Mr Pring's case had been classified by the ambulance service as 'red two', which is a lower priority than 'red one' which means an immediate threat to life, but Miss Pleming said the aim was to arrive within eight minutes for either classification.

Mr Gittins asked whether the call would be upgraded to a higher priority if there was a delay in sending an ambulance.

"No," Miss Pleming replied.

Mr Gittins said: "The truth of the system is that members of the public could cause chaos - if you want to get an ambulance there, you just tell them that he's dead."

Earlier a Home Office pathologist said it was extremely difficult to answer whether Mr Pring's life would have been saved if an ambulance had arrived sooner.

Dr Brian Rogers said the cause of death was heart disease and chronic lung disease.

The chief executive of the Welsh Ambulance Service, Elwyn Price Morris, told the hearing it was not unusual for the ambulance service and the NHS to experience severe pressure such as happened on the night Mr Pring died.

He added it did not happen on a daily basis, but hinted there might have been similar incidents in the past and that there was no easy solution to ambulances being stuck outside hospitals.

Matthew Makin, medical director of the Betsi Cadwaladr University Health Board, said the health board and ambulance service had been working together at the time of Mr Pring's death to try to minimise the amount of time ambulances spent waiting outside hospitals.

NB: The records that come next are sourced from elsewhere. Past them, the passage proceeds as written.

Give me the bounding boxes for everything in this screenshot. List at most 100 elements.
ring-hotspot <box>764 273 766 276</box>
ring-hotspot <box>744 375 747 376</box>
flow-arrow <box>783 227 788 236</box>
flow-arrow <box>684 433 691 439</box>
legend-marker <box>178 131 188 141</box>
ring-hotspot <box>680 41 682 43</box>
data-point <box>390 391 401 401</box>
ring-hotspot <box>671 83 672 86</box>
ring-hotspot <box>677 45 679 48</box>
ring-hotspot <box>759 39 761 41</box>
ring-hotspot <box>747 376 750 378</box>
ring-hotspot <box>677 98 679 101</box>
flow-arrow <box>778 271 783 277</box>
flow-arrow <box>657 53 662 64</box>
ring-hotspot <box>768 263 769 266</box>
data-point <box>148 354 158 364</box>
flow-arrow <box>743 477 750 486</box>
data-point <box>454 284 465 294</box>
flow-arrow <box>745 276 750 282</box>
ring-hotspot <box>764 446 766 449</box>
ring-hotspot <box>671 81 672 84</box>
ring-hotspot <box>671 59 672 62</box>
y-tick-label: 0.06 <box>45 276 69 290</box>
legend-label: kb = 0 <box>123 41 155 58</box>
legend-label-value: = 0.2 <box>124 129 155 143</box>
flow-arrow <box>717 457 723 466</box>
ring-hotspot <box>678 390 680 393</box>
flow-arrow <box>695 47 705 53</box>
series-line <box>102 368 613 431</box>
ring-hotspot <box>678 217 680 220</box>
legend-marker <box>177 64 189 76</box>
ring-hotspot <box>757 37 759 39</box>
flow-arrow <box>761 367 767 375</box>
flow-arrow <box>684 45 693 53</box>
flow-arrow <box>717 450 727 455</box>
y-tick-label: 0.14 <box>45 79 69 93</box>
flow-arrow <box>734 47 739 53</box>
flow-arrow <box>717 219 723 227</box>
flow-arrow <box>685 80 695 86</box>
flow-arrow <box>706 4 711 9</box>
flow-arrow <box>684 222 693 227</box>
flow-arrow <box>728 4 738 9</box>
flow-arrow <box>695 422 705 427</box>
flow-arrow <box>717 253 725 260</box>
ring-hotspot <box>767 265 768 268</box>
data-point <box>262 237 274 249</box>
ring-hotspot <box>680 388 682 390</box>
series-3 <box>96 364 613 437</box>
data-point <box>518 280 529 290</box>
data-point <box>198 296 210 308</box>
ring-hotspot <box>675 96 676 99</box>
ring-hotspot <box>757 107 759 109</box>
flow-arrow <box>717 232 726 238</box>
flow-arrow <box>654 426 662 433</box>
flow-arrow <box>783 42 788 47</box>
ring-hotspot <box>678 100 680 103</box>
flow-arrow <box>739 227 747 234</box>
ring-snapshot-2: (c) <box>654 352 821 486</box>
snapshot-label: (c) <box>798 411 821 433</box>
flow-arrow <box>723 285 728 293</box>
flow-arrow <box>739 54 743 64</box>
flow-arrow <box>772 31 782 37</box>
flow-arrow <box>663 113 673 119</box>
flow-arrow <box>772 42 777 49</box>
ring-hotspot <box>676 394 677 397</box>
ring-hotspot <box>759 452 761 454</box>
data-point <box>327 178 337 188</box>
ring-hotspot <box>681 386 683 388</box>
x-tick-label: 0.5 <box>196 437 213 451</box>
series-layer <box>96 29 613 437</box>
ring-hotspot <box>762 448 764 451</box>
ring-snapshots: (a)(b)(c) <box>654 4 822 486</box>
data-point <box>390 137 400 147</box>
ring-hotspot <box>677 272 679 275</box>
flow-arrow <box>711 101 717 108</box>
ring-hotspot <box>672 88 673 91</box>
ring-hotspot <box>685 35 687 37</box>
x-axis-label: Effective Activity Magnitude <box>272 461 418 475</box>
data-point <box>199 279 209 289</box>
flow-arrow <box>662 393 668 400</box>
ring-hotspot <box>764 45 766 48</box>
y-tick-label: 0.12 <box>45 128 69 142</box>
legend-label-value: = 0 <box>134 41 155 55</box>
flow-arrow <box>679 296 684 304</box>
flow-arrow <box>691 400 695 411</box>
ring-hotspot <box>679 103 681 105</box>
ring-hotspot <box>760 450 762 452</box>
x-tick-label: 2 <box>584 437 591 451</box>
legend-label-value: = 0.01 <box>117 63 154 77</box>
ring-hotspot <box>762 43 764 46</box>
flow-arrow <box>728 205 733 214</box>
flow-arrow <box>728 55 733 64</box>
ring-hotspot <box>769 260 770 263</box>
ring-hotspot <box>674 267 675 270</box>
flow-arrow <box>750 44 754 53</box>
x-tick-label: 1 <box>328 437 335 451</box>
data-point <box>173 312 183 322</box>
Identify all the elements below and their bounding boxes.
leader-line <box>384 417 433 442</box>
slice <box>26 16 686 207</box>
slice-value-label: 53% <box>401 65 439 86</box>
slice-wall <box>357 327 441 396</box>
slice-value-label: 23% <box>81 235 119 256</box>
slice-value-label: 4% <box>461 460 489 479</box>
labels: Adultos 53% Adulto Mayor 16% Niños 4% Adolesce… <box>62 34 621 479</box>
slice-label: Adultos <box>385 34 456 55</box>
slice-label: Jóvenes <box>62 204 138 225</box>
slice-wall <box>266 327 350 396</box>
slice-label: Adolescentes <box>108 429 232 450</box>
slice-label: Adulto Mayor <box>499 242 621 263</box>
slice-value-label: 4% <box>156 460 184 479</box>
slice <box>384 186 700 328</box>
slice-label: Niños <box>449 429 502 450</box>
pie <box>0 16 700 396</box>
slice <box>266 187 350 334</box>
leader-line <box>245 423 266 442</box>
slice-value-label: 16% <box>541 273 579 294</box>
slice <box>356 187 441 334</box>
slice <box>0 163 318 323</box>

Mr Pring's cardiologist told the hearing on Thursday if the ambulance had arrived after the first 999 call he would have survived.

The consultant told the coroner he would have expected the ambulance to have arrived in six minutes.

In a statement issued outside the hearing through her solicitor, Mrs Pring said she believed the ambulance service needed to review its policies in view of what had happened to her husband.

"[It should] review the questions asked by the 999 operators, perhaps using a flowchart so that a person is never asked again if their relative is breathing when they have been told that the person has died," she said.

The statement also called for the ambulance service to review its policy of sending two ambulances to a 'red one' call.